I myself, despite having bumbled through a couple of years of high school French, speak virtually no French at all, although I've been known to emit dimly remembered and probably inappropriate French phrases from time to time, to the bemusement and confusion of my colleagues. Needless to say, one who has cemented the foundation of his foreign language skills in high school is most likely only to remember insults and curses.

Added to these skills are my ability to speak English in a badly affected French accent that I find surpassingly amusing, but that pretty much causes almost everyone else that hears it to roll their eyes with thinly concealed annoyance.
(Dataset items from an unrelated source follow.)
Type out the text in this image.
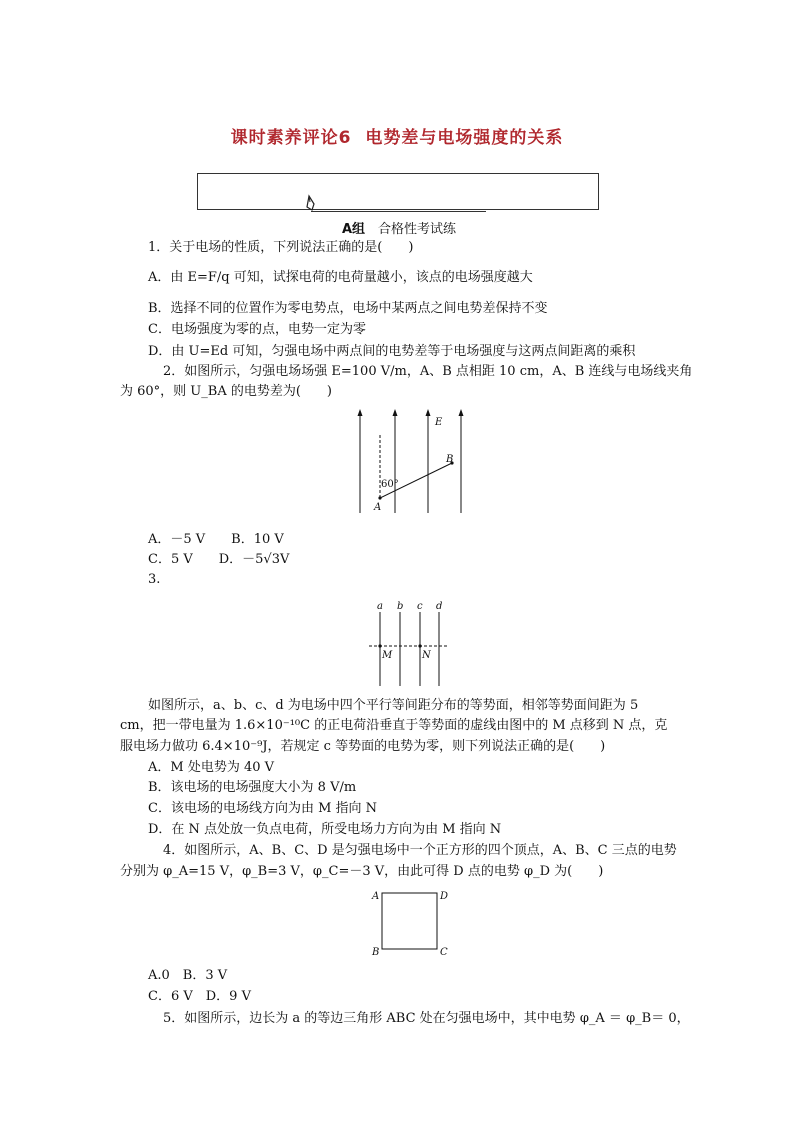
课时素养评论6 电势差与电场强度的关系
A组　 合格性考试练
1．关于电场的性质，下列说法正确的是(　　)
A．由 E=F/q 可知，试探电荷的电荷量越小，该点的电场强度越大
B．选择不同的位置作为零电势点，电场中某两点之间电势差保持不变
C．电场强度为零的点，电势一定为零
D．由 U=Ed 可知，匀强电场中两点间的电势差等于电场强度与这两点间距离的乘积
2．如图所示，匀强电场场强 E=100 V/m，A、B 点相距 10 cm，A、B 连线与电场线夹角
为 60°，则 U_BA 的电势差为(　　)
E
B
A
60°
A．－5 V　　B．10 V
C．5 V　　D．－5√3V
3.
a b c d
M	N
如图所示，a、b、c、d 为电场中四个平行等间距分布的等势面，相邻等势面间距为 5
cm，把一带电量为 1.6×10⁻¹⁰C 的正电荷沿垂直于等势面的虚线由图中的 M 点移到 N 点，克
服电场力做功 6.4×10⁻⁹J，若规定 c 等势面的电势为零，则下列说法正确的是(　　)
A．M 处电势为 40 V
B．该电场的电场强度大小为 8 V/m
C．该电场的电场线方向为由 M 指向 N
D．在 N 点处放一负点电荷，所受电场力方向为由 M 指向 N
4．如图所示，A、B、C、D 是匀强电场中一个正方形的四个顶点，A、B、C 三点的电势
分别为 φ_A=15 V，φ_B=3 V，φ_C=－3 V，由此可得 D 点的电势 φ_D 为(　　)
A	D
B	C
A.0　B．3 V
C．6 V　D．9 V
5．如图所示，边长为 a 的等边三角形 ABC 处在匀强电场中，其中电势 φ_A ＝ φ_B＝ 0，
No, rather in our deliberations the committee displayed a complete lack on imagination as we spent the time puzzling over words and phrases like "rare books," "old books," "first editions," "antiquarian booksellers" and their most appropriate equivalents in French, Spanish, German, Italian, and Japanese, and carefully allotting certain amounts of money to spend on each iteration thereof.

Any attempts at innovation probably wouldn't have done any good anyway. We all share the plight of our fellow antiquarians in not being up to date on the more recent and extravagant sexual peccadilloes of contemporary celebrities. Presumably by this time the afore-referenced Miss Hilton has settled into a sedate and dignified retirement emerging only infrequently to dodder and gum her way into the attentions of any stray passing tabloid journalists.

No, if we are going to successfully drive traffic to our website by referencing the sexual foibles of modern celebrities, and their popularity with They Who Relentlessly Search Google, we'll need to hire a consultant who has an encyclopedic knowledge of them.

Don't look away. You know who you are. And so do we.

This article first appeared in the August/September 2008 issue of Rare Book Review.